Mündlichkeit – Bildlichkeit – Schriftlichkeit

Dass die Vorstellung von einer primär durch die Mündlichkeit bestimmten mittelalterlichen Gesellschaft bzw. von einer mehr oder weniger strengen Dichotomie von Mündlichkeit / Schriftlichkeit bezüglich der mittelalterlichen Kultur zu kurz greift, wird dank der jüngeren mediävistischen Forschung immer klarer. Ohne Zweifel ist etwa von einer Präsenz oraler Kultur bei literaten Kulturträgern und von einer vermittelten Schriftlichkeit bei illiteraten Schichten auszugehen

Doch auch in diesem Fall wird das Paar Mündlichkeit / Schriftlichkeit der Komplexität der kulturellen medialen Interferenzen kaum gerecht.

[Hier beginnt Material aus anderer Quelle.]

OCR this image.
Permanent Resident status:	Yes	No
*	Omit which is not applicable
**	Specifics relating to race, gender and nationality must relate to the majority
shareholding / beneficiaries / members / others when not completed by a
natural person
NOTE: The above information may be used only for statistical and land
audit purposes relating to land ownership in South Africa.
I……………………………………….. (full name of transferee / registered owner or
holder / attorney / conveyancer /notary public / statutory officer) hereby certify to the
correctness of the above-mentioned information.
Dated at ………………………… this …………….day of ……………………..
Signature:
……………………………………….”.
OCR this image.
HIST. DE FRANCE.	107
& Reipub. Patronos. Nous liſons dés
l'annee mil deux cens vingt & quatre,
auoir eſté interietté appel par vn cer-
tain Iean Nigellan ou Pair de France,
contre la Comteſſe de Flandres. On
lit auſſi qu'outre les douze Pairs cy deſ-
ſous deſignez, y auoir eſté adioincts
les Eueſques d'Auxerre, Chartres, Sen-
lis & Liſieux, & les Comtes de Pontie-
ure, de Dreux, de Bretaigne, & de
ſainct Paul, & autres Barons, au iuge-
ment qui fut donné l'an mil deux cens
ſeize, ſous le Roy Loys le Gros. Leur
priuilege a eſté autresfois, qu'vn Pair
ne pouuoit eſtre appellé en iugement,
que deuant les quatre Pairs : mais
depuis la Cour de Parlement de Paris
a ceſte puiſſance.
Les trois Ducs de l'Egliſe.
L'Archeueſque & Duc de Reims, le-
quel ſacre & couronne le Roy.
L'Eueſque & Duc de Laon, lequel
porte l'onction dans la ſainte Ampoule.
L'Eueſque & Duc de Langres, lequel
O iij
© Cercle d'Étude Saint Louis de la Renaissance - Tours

Der mittelalterliche Mensch ist nicht nur ein sprechender und hörender, sondern auch ein sehender und fühlender Mensch. Die mittelalterliche Kultur ist somit gerade auch eine eminent multimediale, die sämtliche Sinne des Menschen anspricht. Insbesondere ist hier auf die Bildlichkeit hinzuweisen, die zwischen Mündlichkeit und Schriftlichkeit eine vermittelnde Rolle einzunehmen vermag: Da sich das Sehen sowohl äußerlich auf visuelle Reize wie Dinge oder Bilder bezieht, als auch innerlich auf Vorstellung und Erinnerung beruhen kann, ist Bildlichkeit sowohl im Bildmedium selbst (gemaltes Bild) wie auch in der mündlichen Rede und im schriftlichen Text (Bildhaftigkeit der Rede, Metapher, Allegorie, Exempel usw.) präsent, wie auch umgekehrt narrative Schemata, Motive und Themen der mündlichen und schriftlichen Kultur Eingang in das gemalte Bild finden. Nicht umsonst wird denn auch der Akt des Lesens, der ja auch auf der Visualität beruht, auf das verstehende Rezipieren von Bildern übertragen.

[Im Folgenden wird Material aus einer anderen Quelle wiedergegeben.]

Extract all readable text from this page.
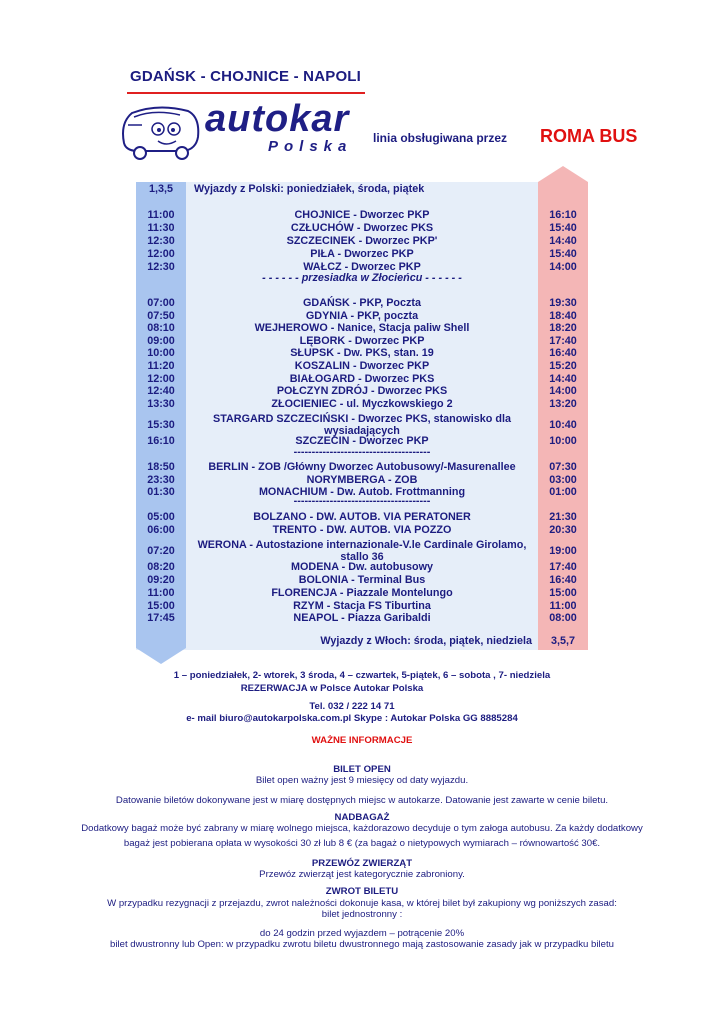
GDAŃSK - CHOJNICE - NAPOLI
autokar
Polska linia obsługiwana przez ROMA BUS
1,3,5	Wyjazdy z Polski: poniedziałek, środa, piątek
11:00	CHOJNICE - Dworzec PKP	16:10
11:30	CZŁUCHÓW - Dworzec PKS	15:40
12:30	SZCZECINEK - Dworzec PKP'	14:40
12:00	PIŁA - Dworzec PKP	15:40
12:30	WAŁCZ - Dworzec PKP	14:00
- - - - - - przesiadka w Złocieńcu - - - - - -
07:00	GDAŃSK - PKP, Poczta	19:30
07:50	GDYNIA - PKP, poczta	18:40
08:10	WEJHEROWO - Nanice, Stacja paliw Shell	18:20
09:00	LĘBORK - Dworzec PKP	17:40
10:00	SŁUPSK - Dw. PKS, stan. 19	16:40
11:20	KOSZALIN - Dworzec PKP	15:20
12:00	BIAŁOGARD - Dworzec PKS	14:40
12:40	POŁCZYN ZDRÓJ - Dworzec PKS	14:00
13:30	ZŁOCIENIEC - ul. Myczkowskiego 2	13:20
15:30	STARGARD SZCZECIŃSKI - Dworzec PKS, stanowisko dla wysiadających	10:40
16:10	SZCZECIN - Dworzec PKP	10:00
--------------------------------------
18:50	BERLIN - ZOB /Główny Dworzec Autobusowy/-Masurenallee	07:30
23:30	NORYMBERGA - ZOB	03:00
01:30	MONACHIUM - Dw. Autob. Frottmanning	01:00
--------------------------------------
05:00	BOLZANO - DW. AUTOB. VIA PERATONER	21:30
06:00	TRENTO - DW. AUTOB. VIA POZZO	20:30
07:20	WERONA - Autostazione internazionale-V.le Cardinale Girolamo, stallo 36	19:00
08:20	MODENA - Dw. autobusowy	17:40
09:20	BOLONIA - Terminal Bus	16:40
11:00	FLORENCJA - Piazzale Montelungo	15:00
15:00	RZYM - Stacja FS Tiburtina	11:00
17:45	NEAPOL - Piazza Garibaldi	08:00
Wyjazdy z Włoch: środa, piątek, niedziela	3,5,7
1 – poniedziałek, 2- wtorek, 3 środa, 4 – czwartek, 5-piątek, 6 – sobota , 7- niedziela
REZERWACJA w Polsce Autokar Polska
Tel. 032 / 222 14 71
e- mail biuro@autokarpolska.com.pl Skype : Autokar Polska GG 8885284
WAŻNE INFORMACJE
BILET OPEN
Bilet open ważny jest 9 miesięcy od daty wyjazdu.
Datowanie biletów dokonywane jest w miarę dostępnych miejsc w autokarze. Datowanie jest zawarte w cenie biletu.
NADBAGAŻ
Dodatkowy bagaż może być zabrany w miarę wolnego miejsca, każdorazowo decyduje o tym załoga autobusu. Za każdy dodatkowy
bagaż jest pobierana opłata w wysokości 30 zł lub 8 € (za bagaż o nietypowych wymiarach – równowartość 30€.
PRZEWÓZ ZWIERZĄT
Przewóz zwierząt jest kategorycznie zabroniony.
ZWROT BILETU
W przypadku rezygnacji z przejazdu, zwrot należności dokonuje kasa, w której bilet był zakupiony wg poniższych zasad:
bilet jednostronny :
do 24 godzin przed wyjazdem – potrącenie 20%
bilet dwustronny lub Open: w przypadku zwrotu biletu dwustronnego mają zastosowanie zasady jak w przypadku biletu
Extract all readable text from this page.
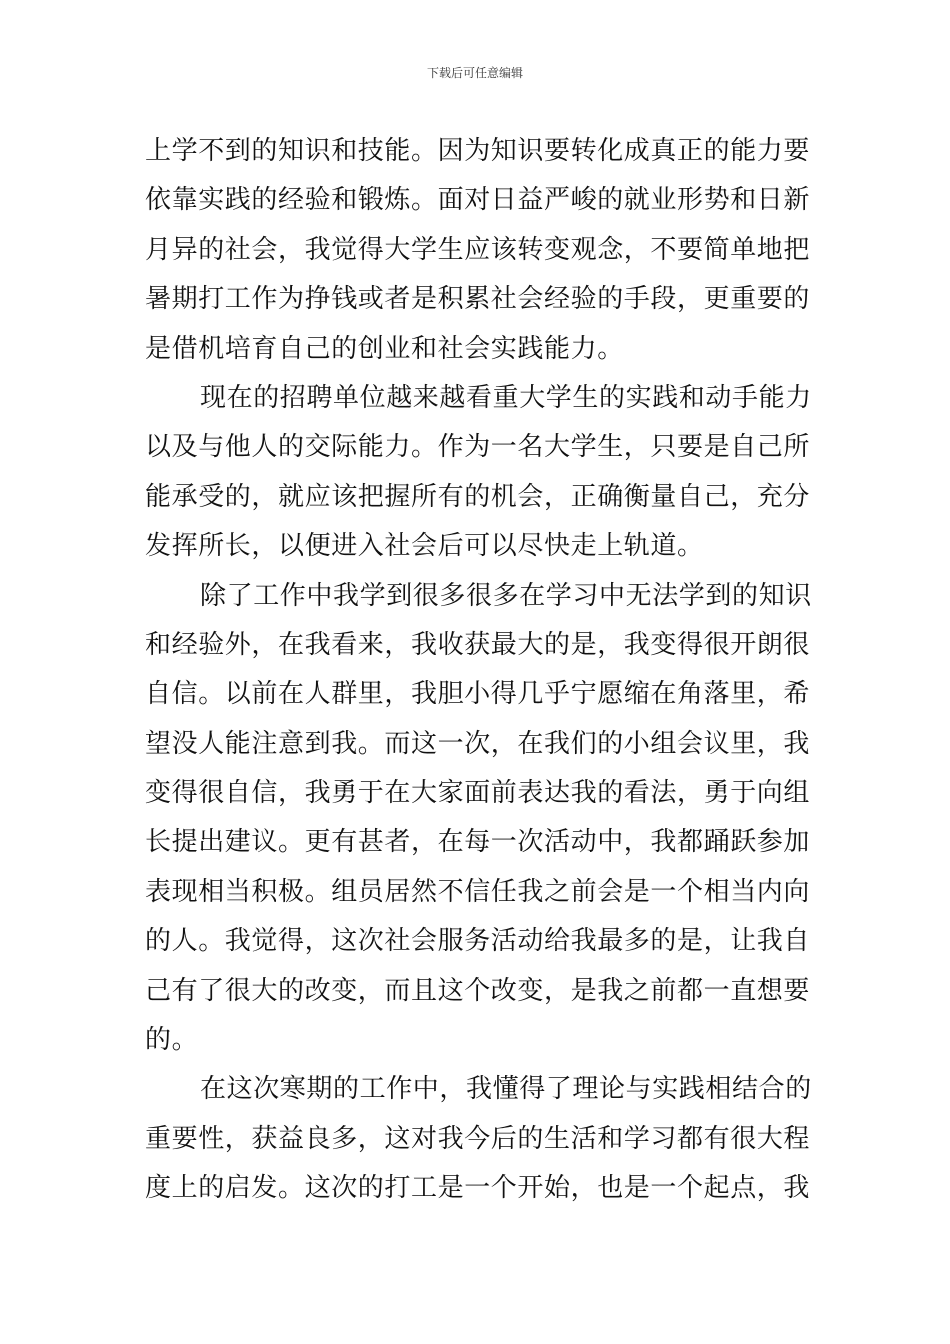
下载后可任意编辑
上学不到的知识和技能。因为知识要转化成真正的能力要
依靠实践的经验和锻炼。面对日益严峻的就业形势和日新
月异的社会，我觉得大学生应该转变观念，不要简单地把
暑期打工作为挣钱或者是积累社会经验的手段，更重要的
是借机培育自己的创业和社会实践能力。
现在的招聘单位越来越看重大学生的实践和动手能力
以及与他人的交际能力。作为一名大学生，只要是自己所
能承受的，就应该把握所有的机会，正确衡量自己，充分
发挥所长，以便进入社会后可以尽快走上轨道。
除了工作中我学到很多很多在学习中无法学到的知识
和经验外，在我看来，我收获最大的是，我变得很开朗很
自信。以前在人群里，我胆小得几乎宁愿缩在角落里，希
望没人能注意到我。而这一次，在我们的小组会议里，我
变得很自信，我勇于在大家面前表达我的看法，勇于向组
长提出建议。更有甚者，在每一次活动中，我都踊跃参加
表现相当积极。组员居然不信任我之前会是一个相当内向
的人。我觉得，这次社会服务活动给我最多的是，让我自
己有了很大的改变，而且这个改变，是我之前都一直想要
的。
在这次寒期的工作中，我懂得了理论与实践相结合的
重要性，获益良多，这对我今后的生活和学习都有很大程
度上的启发。这次的打工是一个开始，也是一个起点，我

Das Genfer Teilprojekt möchte sich diesen Phänomenen der Interferenz und Interdependenz der Medien bewusst inter- und transdisziplinär sowie zweisprachig (dt./frz.) nähern. Dazu bietet sich die fakultätsübergreifende Struktur der „Groupe d’étude médiévale“ der Universität Genf an, die unter Federführung des Lehrstuhls für germanistische Mediävistik in das Projekt involviert werden soll. Geplant sind für die ersten vier Jahre der Laufzeit mindestens eine öffentliche Ringvorlesung zum Thema und ein wissenschaftliches Colloquium.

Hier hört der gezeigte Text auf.